Tidak terlalu lama, partai ini menjadi sangat popular di kalangan pribumi Indonesia. Anggotanya juga mencapai lima ribu orang.
Sayangnya pada 1913, Indische Partij dibubarkan oleh pemerintah Belanda. Tidak hanya dibubdarkan, ketiga pendirinya yang tidak lain adalah tiga serangkai Douwes Dekker, Suwardi Suryaningrat, dan dr. Cipto Mangunkusumo akhirnya diasingkan.
Masih dari biografiku.com, Douwes Dekker diasingkan di Eropa. Selama di sana, ia tinggal Bersama keluarganya.
Ia melanjutkan pendidikannya dengan mengambil program doktor bidang ekonomi di Universitas Zurich, Swiss. Di sana, ia terlibat konspirasi dengan kaum revolusi India hingga membuatnya ditangkap dan diadili di Hongkong.
Pada 1918, ia juga sempat ditahan di Singapura selama dua tahun. Baru setelah itu ia pulang ke Indonesia.

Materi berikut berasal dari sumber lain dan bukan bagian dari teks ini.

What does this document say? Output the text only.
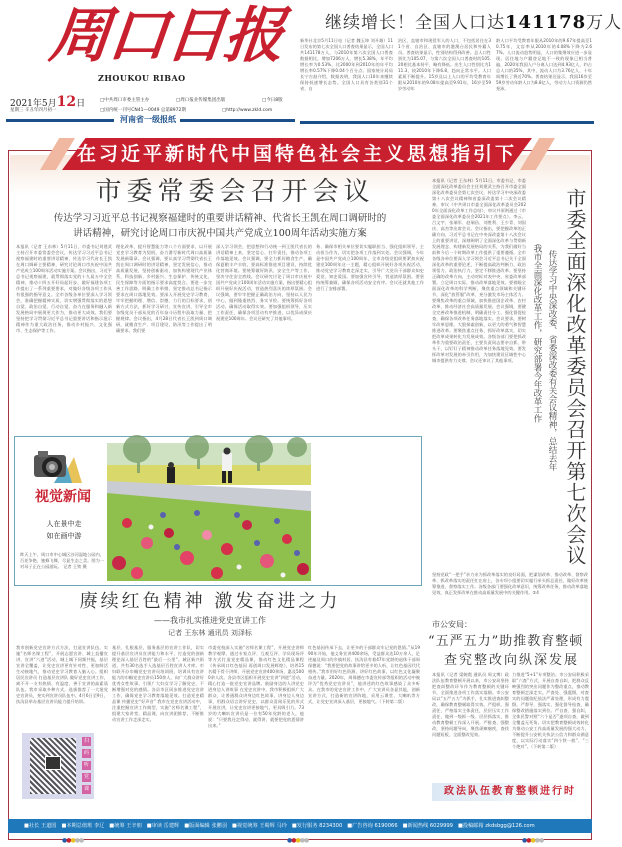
周口日报
ZHOUKOU RIBAO
2021年5月12日	□中共周口市委主管主办	□周口报业传媒集团出版	□今日8版
星期三 辛丑年四月初一	□国内统一刊号CN41—0049 总第8972期	□http://www.zkld.com
河南省一级报纸
继续增长！全国人口达141178万人
新华社北京5月11日电（记者 魏玉坤 刘开雄）11日发布的第七次全国人口普查结果显示，全国人口共141178万人，与2010年第六次全国人口普查数据相比，增加7206万人，增长5.38%，年平均增长率为0.53%，比2000年到2010年的年平均增长率0.57%下降0.04个百分点。国家统计局局长宁吉喆介绍，数据表明，我国人口10年来继续保持低速增长态势。全国人口具有各类别31个省、自
治区、直辖市和现役军人的人口，不包括居住在31个省、自治区、直辖市的港澳台居民和外籍人员。普查结果显示，性别结构得到改善。总人口性别比为105.07，与第六次全国人口普查时的105.20相比基本持平，略有降低。出生人口性别比为111.3，较2010年下降6.8，趋向正常水平。人口素质不断提升。15岁及以上人口的平均受教育年限从2010年的9.08年提高至9.91年，16岁至59岁劳动年
龄人口平均受教育年限从2010年的9.67年提高至10.75年，文盲率从2010年的4.08%下降为2.67%。人口流动趋势明显，人口的集聚效应进一步显现。居住地与户籍登记地不一致的现象已相当普遍，2020年我国人户分离人口达到4.93亿人，约占总人口的35%，其中，流动人口为3.76亿人，十年间增长了将近70%。普查结果还显示，我国16岁至59岁劳动年龄人口为8.8亿人，劳动力人口资源仍然充沛。
在习近平新时代中国特色社会主义思想指引下
市委常委会召开会议
传达学习习近平总书记视察福建时的重要讲话精神、代省长王凯在周口调研时的
讲话精神，研究讨论周口市庆祝中国共产党成立100周年活动实施方案
本报讯（记者 王东林）5月11日，市委书记刘建武主持召开市委常委会会议，传达学习习近平总书记视察福建时的重要讲话精神，传达学习代省长王凯在周口调研主要精神，研究讨论周口市庆祝中国共产党成立100周年活动实施方案。会议指出，习近平总书记视察福建，就贯彻落实党的十九届五中全会精神，推动十四五开好局起好步，做好福建各项工作提出了一系列重要要求，对做好各级各项工作具有很强的指导意义。全市各级各单位要深入学习领会，准确把握精神实质，切实增强贯彻落实的思想自觉、政治自觉、行动自觉，奋力在服务和融入新发展格局中展现更大作为，推动更大成效。我们要坚持把学习贯彻习近平总书记重要讲话和指示批示精神作为重大政治任务，推动乡村振兴、文化强市、生态保护等工作。
理化改革，提升智慧能力等八个方面要求，以开展党史学习教育为契机，奋力谱写新时代周口高质量发展新篇章。会议强调，要认真学习贯彻代省长王凯在周口调研时的讲话精神，坚定发展信心，推动高质量发展，坚持创新驱动，加快构建现代产业体系，科技创新、乡村振兴、生态保护、传统文化、民生保障等方面的指示要求高度契合。要进一步完善工作思路，明确工作举措，坚定推动总书记指示要求在周口落地见效。要深入开展党史学习教育，牢牢把握明理、增信、崇德、力行的目标要求，创新方式方法，抓好学习研讨，宣传宣讲，引导全市各级党员干部从党的百年奋斗历程中汲取力量、把握规律。会议指出，4月28日代省长王凯到周口调研，就粮食生产、项目建设、防汛等工作提出了明确要求。我们要
深入学习领会，把思想和行动统一到王凯代省长的讲话精神上来，坚定信心、扛牢责任，推动各项工作落地见效。会议强调，要全力抓好粮食生产，确保夏粮丰产丰收。要高标准推进项目建设，持续优化营商环境。要统筹做好防汛、安全生产等工作，坚决守住安全底线。会议研究讨论了周口市庆祝中国共产党成立100周年活动实施方案，指出要精心组织开展好庆祝活动，营造热烈喜庆的浓厚氛围。会议强调，要牢牢把握正确政治方向，坚持以人民为中心，做到隆重热烈、务实节俭。要统筹抓好各项活动，确保活动取得实效。要加强组织领导，压实工作责任，确保各项活动有序推进，以优异成绩庆祝建党100周年。会议还研究了其他事项。
务、确保市相关单位要切实履职担当、强化组织领导，主动担当作为，切实把各项工作落到实处。会议强调，今年是中国共产党成立100周年，全市各级党组织要紧扣庆祝建党100周年这一主题，精心组织开展好各项庆祝活动，推动党史学习教育走深走实，引导广大党员干部群众知史爱党、知史爱国。要加强宣传引导，营造浓厚氛围。要坚持统筹兼顾，确保各项活动安全有序。会议还就其他工作进行了安排部署。
视觉新闻
人在景中走
如在画中游
昨天上午，周口市中心城区沙河湿地公园内，百花争艳，蜜蜂飞舞，尽显生态之美。图为一对母子正在公园游玩。 记者 王铁 摄
赓续红色精神 激发奋进之力
——我市扎实推进党史宣讲工作
记者 王东林 通讯员 刘泽标
我市创新党史宣讲方式方法，打造宣讲队伍，实施“名师名课工程”，开展志愿宣讲、城上直播宣讲、宣讲“六进”活动，城上城下同频共振，基层宣讲全覆盖，让党史宣讲更有针对性、更加鲜活生动接地气，推动党史学习教育入脑入心。组织居民宣讲员 打造基层宣讲队 做好党史宣讲工作，离不开一支有热情、有温度、善于宣讲的高素质队伍。我市采取多种方式，选拔推荐了一大批党史宣讲员，充实到宣讲员队伍中。4月6日至9日，扶沟县举办基层宣讲员能力提升培训。
基层、扎根基层，服务基层的宣讲工作队，切实提升基层宣讲员宣讲能力和水平，打造党的创新理论深入基层百姓的“最后一公里”。城区新兴街道，共有30名选手入选基层百姓宣讲人才库。市妇联开办巾帼党史宣讲员培训班，培训具有宣讲能力的巾帼党史宣讲员150余人，向广大群众讲好优秀女性故事，引领广大妇女学习了解党史，不断增强对党的感情。各县市区同步推进党史宣讲工作，确保党史学习教育落地见效。打造党史精品课 传播党史“好声音” 我市在党史宣讲活动中，注重挖掘宣讲工作典型，实施“名师名课工程”，组建大家讲堂，精品课，向宣讲团推荐，不断推动宣讲工作走深走实。
市委党校深入实施“名师名课工程”，开展党史讲师教学观摩，通过专家点评、互观互评、学员现场评等方式打造党史精品课，推动红色文化精品课程《传承周口红色基因 再创周口发展辉煌》，培养15名精干骨干讲师，开展党史宣讲400余场，惠及5000余人次。各县市区组织开展党史宣讲“四进”活动，精心打造一批党史宣讲品牌。鼓励身边的人讲党史 进身边人讲故事 在党史宣讲中，我市积极组织广大群众，让普通群众讲身边红色故事，讲身边人身边事，用群众语言讲好党史，以群众喜闻乐见的形式开展宣讲，让党史宣讲更接地气，更具吸引力。73岁的大喇叭宣讲员是一位有50年党龄的老人，他说：“只要我还走得动，就得讲，就要把党的恩情讲出来。”
红色基因传承下去，让更多的干部群众牢记党的恩情。”从1990年开始，他义务宣讲400余场，受益群众达10万余人，足迹遍及周口的乡镇村居。扶沟县有着47年党龄的退休干部周保德说：“我要把党的故事讲给更多的人听，让红色基因代代相传。”我市用好红色资源，讲好红色故事，以红色文化凝聚奋进力量。2020年，周保德在市委宣传部等组织的活动中被评为“优秀党史宣讲员”，他讲述的红色故事感染了众多听众。在我市的党史宣讲工作中，广大宣讲员各显其能，创新宣讲方式，打造新的宣讲阵地，采用云课堂、大喇叭等方式，让党史宣讲深入基层，更接地气。（下转第二版）
扫
码
听
党
课
本报讯（记者 王东林）5月11日，市委书记、市委全面深化改革委员会主任刘建武主持召开市委全面深化改革委员会第七次会议，传达学习中央深改委第十八次会议精神和省委深改委第十二次会议精神，审议《中共周口市委全面深化改革委员会2020年全面深化改革工作总结》，审议并原则通过《市委全面深化改革委员会2021年工作要点》。李云、吕文宇、张瑞军、赵瑞昌、刘胜利、王少青、刘国庆、高杰等出席会议。会议指出，要把握改革的正确方向，习近平总书记在中央深改委第十八次会议上的重要讲话，深刻阐明了全面深化改革与贯彻新发展理念、构建新发展格局的关系，为我们做好当前和今后一个时期改革工作提供了重要遵循。全市各级各单位要深入学习领会习近平总书记关于全面深化改革的重要论述，不断提高政治判断力、政治领悟力、政治执行力，坚定不移推进改革。要坚持正确的改革方向，主动对标对表中央、省委改革部署，立足周口实际，推动改革落地见效。要着眼全面深化改革的科学判断，聚焦重点领域和关键环节，深化“放管服”改革，充分激发市场主体活力。要聚焦改革的重点领域，加快推进国企改革、农村改革，推动经济社会高质量发展。会议强调，要健全完善改革推进机制，明确责任分工，强化督促检查，确保各项改革任务落地落实。会议要求，要树牢改革思维，大胆探索创新，以更大的勇气和智慧推进改革。要聚焦重点任务，抓好改革落实，切实把改革成果转化为发展成效。各级各部门要把抓改革作为重要政治责任，主要负责同志要亲自抓、带头干，以钉钉子精神推动改革任务落地见效。要发挥改革对发展的牵引作用，为加快建设区域性中心城市提供有力支撑。会议还审议了其他事项。	市委全面深化改革委员会召开第七次会议
传达学习中央深改委、省委深改委有关会议精神，总结去年
我市全面深化改革工作，研究部署今年改革工作
坚持党政“一把手”亲力亲为抓改革落实的良好局面，把谋划改革、推动改革、督察改革、抓改革落实的责任扛在肩上，各专项小组要切实履行牵头抓总责任，做好改革统筹推进、督察落实工作。各级各部门要强化改革意识，统筹改革任务，推动改革落地见效，真正发挥改革在推动高质量发展中的关键作用。②4
市公安局：
“五严五力”助推教育整顿
查究整改向纵深发展
本报讯（记者 梁婉霞 通讯员 周文博）政法队伍教育整顿开展以来，市公安局坚持把查纠整改环节作为教育整顿的关键环节，全面推进各项工作落实落细。市公安局以“五严五力”为抓手，扎实推进查纠整改，确保教育整顿取得实效。严组织、强责任，严格落实主体责任，层层压实工作责任，做到一级抓一级、层层抓落实，推动教育整顿工作深入开展。严排查、强整改，坚持问题导向，聚焦顽瘴痼疾，查找问题短板，全面整改见效。
力推进“5+1”专项整治。市公安局积极采取“六查”方式，开展自查自纠，把群众反映强烈的突出问题作为整改重点，推动教育整顿走深走实。严查处、强震慑，对查实的问题依纪依法严肃处理，形成有力震慑。严督导、强落实，强化督导检查，确保整改措施落实到位。严自查、强自纠，全体民警对照“六个是否”逐项自查，做到全覆盖无死角。切实把教育整顿成效转化为推动公安工作高质量发展的强大动力，不断提升公安机关执法公信力和群众满意度，以实际行动落实“四个铁一般”、“三个绝对”。（下转第二版）
政法队伍教育整顿进行时
■社长 王道国 ■本期总值班 李辽 ■统筹 王辛朋 ■审读 岳建辉 ■版面编辑 张鹏羽 ■视觉统筹 王蜀辉 马玲 ■发行服务 8234300 ■广告咨询 6190066 ■新闻热线 6029999 ■投稿邮箱 zkdsbgg@126.com
●●●●●	●●●●●	●●●●●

Di Indonesia, di samping aktif kembali di dunia jurnalistik, Douwes Dekker juga membuat pratai baru bernama national Indische Partij, namun tidak mendapat izin dari pemerintah Belanda.

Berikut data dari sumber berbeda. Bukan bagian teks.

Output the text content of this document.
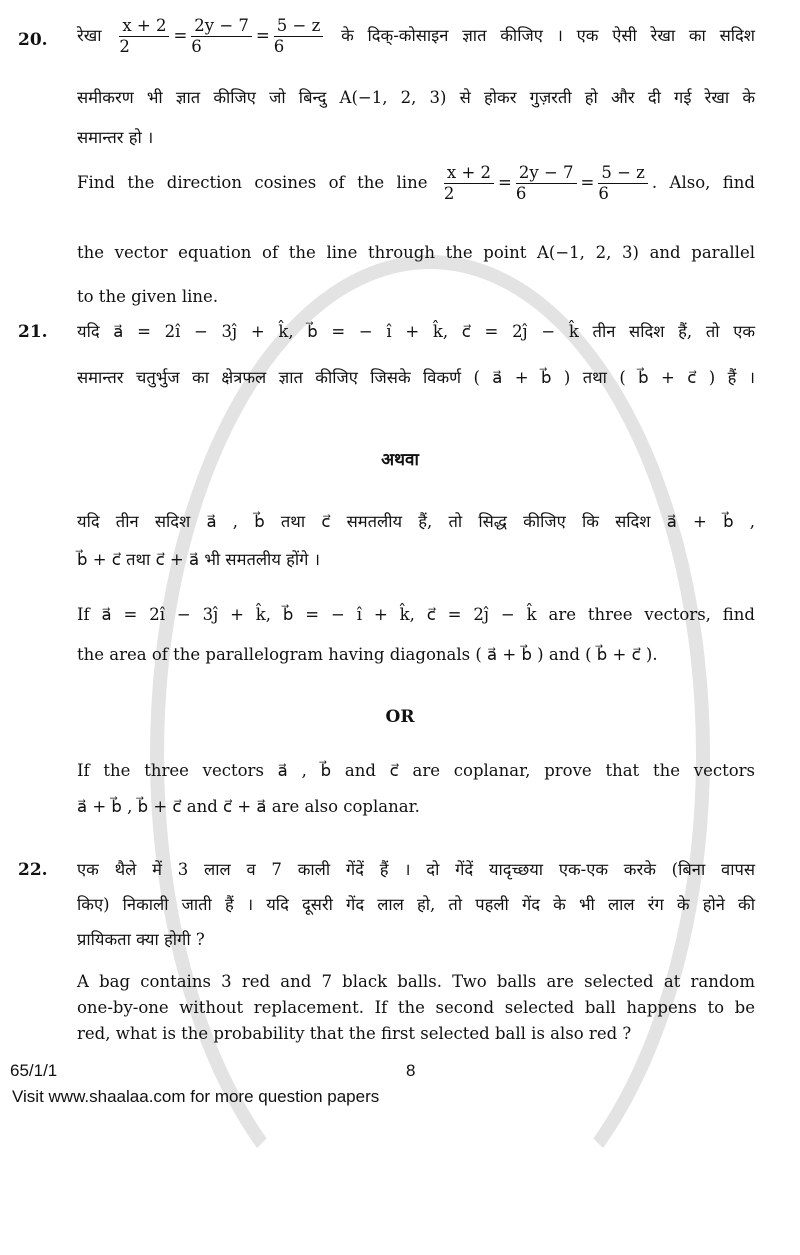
20. रेखा $\frac{x + 2}{2} = \frac{2y - 7}{6} = \frac{5 - z}{6}$ के दिक्-कोसाइन ज्ञात कीजिए । एक ऐसी रेखा का सदिश
समीकरण भी ज्ञात कीजिए जो बिन्दु A(−1, 2, 3) से होकर गुज़रती हो और दी गई रेखा के
समान्तर हो ।
Find the direction cosines of the line $\frac{x + 2}{2} = \frac{2y - 7}{6} = \frac{5 - z}{6}$ . Also, find
the vector equation of the line through the point A(−1, 2, 3) and parallel
to the given line.
21. यदि a⃗ = 2î − 3ĵ + k̂, b⃗ = − î + k̂, c⃗ = 2ĵ − k̂ तीन सदिश हैं, तो एक
समान्तर चतुर्भुज का क्षेत्रफल ज्ञात कीजिए जिसके विकर्ण ( a⃗ + b⃗ ) तथा ( b⃗ + c⃗ ) हैं ।
अथवा
यदि तीन सदिश a⃗ , b⃗ तथा c⃗ समतलीय हैं, तो सिद्ध कीजिए कि सदिश a⃗ + b⃗ ,
b⃗ + c⃗ तथा c⃗ + a⃗ भी समतलीय होंगे ।
If a⃗ = 2î − 3ĵ + k̂, b⃗ = − î + k̂, c⃗ = 2ĵ − k̂ are three vectors, find
the area of the parallelogram having diagonals ( a⃗ + b⃗ ) and ( b⃗ + c⃗ ).
OR
If the three vectors a⃗ , b⃗ and c⃗ are coplanar, prove that the vectors
a⃗ + b⃗ , b⃗ + c⃗ and c⃗ + a⃗ are also coplanar.
22. एक थैले में 3 लाल व 7 काली गेंदें हैं । दो गेंदें यादृच्छया एक-एक करके (बिना वापस
किए) निकाली जाती हैं । यदि दूसरी गेंद लाल हो, तो पहली गेंद के भी लाल रंग के होने की
प्रायिकता क्या होगी ?
A bag contains 3 red and 7 black balls. Two balls are selected at random
one-by-one without replacement. If the second selected ball happens to be
red, what is the probability that the first selected ball is also red ?
65/1/1	8
Visit www.shaalaa.com for more question papers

Pada 1919, ia dituduh terlibat dalam preistiwa kerusuhan petani perkebunan tembakau di Polanharjo, Klaten. Namun tuduhan itu tidak dapat dibuktikan.
Meski lolos dari tuduhan pertama, tuduhan lain kembali dilayangkan kepadanya. Ia dituduh membuat tulisan yang memuat hasutan dan melindungi redaktur surat kabar yang menulis komentar tajam terhadap pemerintah kolonial. Beruntung, tuduhan itu lagi-lagi tidak dapat dibuktikan.
Karena banyaknya tuduhan yang dilayangkan kepadanya, Douwes Dekker kemudian meninggalkan dunia jurnalistik. Ia beralih menulis buku-buku semi ilmiah. Salah satu bukunya yang paling fenomenal adalah Max Havelaar yang sampai saat ini masih banyak dijumpai di toko-toko buku.
Sahabatnya, yaitu Suwardi Suryaningrat atau Ki Hajar Dewantara juga memberikan masukan supaya ia terjun ke dunia Pendidikan dan mendirikan Ksatrian Instituut di Bandung.
Dalam menjalankan sekolah ini, Douwes Dekker dibantu oleh seorang guru bernama Johanna Petronella Mossel, yang kemudian menjadi istrinya.
Pelajaran yang kebanyakan berisi tentang sejarah Indonesia dan dunia itu dinilai oleh pemerintah Belanda anti kolonial dan condong pada Jepang.
Akibatnya, pada 1933 buku-buku karya Douwes Dekker banyak dirampas dan dibakar oleh pemerintah kolonial Belanda.
Tidak hanya bukunya yang dirampas, Douwes Dekker juga dilarang mengajar, bahkan hingga memasuki masa penjajahan Jepang ia tetap dilarang mengajar.